I’m far from an expert on Poe but I imagine, if you took him to dinner at a modern restaurant he’d be far more alarmed by the menu items than the air-conditioning.
Dinner with Poe
“Dandelion salad? Thirty-four dollars and fifty cents? Highway robbery! Call forth the proprietor! He deserves a tongue lashing. I was assured that my return to this vile and wretched planet merited a meal at Manhattan’s finest establishment.”
“But Mr. Poe. This is the finest ⏤”
“My morning repast, delivered ‘complimentary” to my chamber without my even having made a request, consisted of a plateful of delightfully crispy bacon, sweet rolls the likes of which I’ve not beheld since brief childhood, a full pot of coffee with pitchers of cream and sugar and even, fruit. Not one damned and cursed dandelion. And I was encouraged to dine in bed ⏤ to rest from my ordeal ⏤ in bedding as soft as the satin in my beloved Virginia’s coffin,” he paused “Where is my love? If I must be dragged from endless rest, why couldn’t she also be reconstituted by foul alchemy? Once again to cuddle, if just for a day. It was many and many a year ago, in a kingdom by the sea.”

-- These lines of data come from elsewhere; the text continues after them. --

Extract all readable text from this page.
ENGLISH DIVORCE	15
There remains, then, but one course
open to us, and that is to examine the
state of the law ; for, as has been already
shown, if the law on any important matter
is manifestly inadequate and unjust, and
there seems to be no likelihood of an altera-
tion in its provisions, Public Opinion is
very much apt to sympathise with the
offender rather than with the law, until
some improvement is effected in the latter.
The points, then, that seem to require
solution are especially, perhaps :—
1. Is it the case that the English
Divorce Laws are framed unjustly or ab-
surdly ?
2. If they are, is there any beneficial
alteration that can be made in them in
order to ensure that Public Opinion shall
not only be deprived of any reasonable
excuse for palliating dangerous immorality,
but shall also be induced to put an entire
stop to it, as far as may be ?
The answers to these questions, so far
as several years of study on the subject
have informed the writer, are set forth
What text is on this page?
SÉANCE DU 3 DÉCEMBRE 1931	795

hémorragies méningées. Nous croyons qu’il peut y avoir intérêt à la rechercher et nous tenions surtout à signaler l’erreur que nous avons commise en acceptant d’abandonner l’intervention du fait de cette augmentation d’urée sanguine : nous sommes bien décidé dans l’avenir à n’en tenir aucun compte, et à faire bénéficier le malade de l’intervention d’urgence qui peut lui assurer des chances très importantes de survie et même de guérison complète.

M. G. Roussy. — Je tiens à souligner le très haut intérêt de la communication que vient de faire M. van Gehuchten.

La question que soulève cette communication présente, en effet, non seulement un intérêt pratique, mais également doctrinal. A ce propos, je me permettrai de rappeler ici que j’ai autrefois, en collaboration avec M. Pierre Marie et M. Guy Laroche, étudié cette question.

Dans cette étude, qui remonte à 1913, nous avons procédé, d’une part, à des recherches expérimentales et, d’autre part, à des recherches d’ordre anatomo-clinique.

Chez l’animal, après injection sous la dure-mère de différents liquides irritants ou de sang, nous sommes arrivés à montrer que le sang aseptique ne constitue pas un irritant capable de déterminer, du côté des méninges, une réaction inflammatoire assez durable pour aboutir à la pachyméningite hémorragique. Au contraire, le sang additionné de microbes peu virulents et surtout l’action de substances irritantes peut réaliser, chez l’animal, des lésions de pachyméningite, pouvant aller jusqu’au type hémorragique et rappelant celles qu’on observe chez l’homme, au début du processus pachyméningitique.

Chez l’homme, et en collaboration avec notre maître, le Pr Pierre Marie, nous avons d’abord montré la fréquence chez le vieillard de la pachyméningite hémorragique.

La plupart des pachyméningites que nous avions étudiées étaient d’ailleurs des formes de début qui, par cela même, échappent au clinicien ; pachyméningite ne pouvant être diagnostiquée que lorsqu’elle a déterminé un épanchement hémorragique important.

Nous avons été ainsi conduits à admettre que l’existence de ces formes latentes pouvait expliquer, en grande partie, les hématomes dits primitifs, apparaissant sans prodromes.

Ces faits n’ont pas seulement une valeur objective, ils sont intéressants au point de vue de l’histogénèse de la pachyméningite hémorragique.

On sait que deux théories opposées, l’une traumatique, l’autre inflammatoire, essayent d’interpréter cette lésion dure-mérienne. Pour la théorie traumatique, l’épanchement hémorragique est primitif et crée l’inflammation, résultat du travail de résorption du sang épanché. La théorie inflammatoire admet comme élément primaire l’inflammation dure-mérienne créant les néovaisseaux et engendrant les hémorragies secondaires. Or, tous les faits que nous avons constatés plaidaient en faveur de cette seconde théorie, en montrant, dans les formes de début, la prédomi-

“Ah, um …” The man in charge of Harvard’s annual Dinner With Your Favorite Author event didn’t know how to respond. The year before they had brought back both Elizabeth Barrett Browning and Robert Browning at the insistence of an exceedingly wealthy donor. But at least they were both adults. At the height of his creative output (which was when the bidders demanded their interviews) Poe was married to a thirteen year old.
Luckily they were rescued from having to explain the Me-Too movement by the arrival of the high bidder and introductions were made.
Much to the organizer’s distress, Poe scowled at the high bidder. “You have made a donation to a university to converse with me?” I, who scarcely eked out a living ⏤ oft reduced to consuming only dandelion soup ⏤”
You’re a legend now, Mr. Poe.”
“A legend? What damsel in distress have I saved or battle charge have I led? Sir, I daresay you have been swindled. Did I not see beggars on the streets? Did I not see mere children selling their bodies and men, even some women, drinking spirits directly from a bottle in the middle of the day. I say onto you – entirely too many dandelions are consumed in this time and place and you’re all quite mad!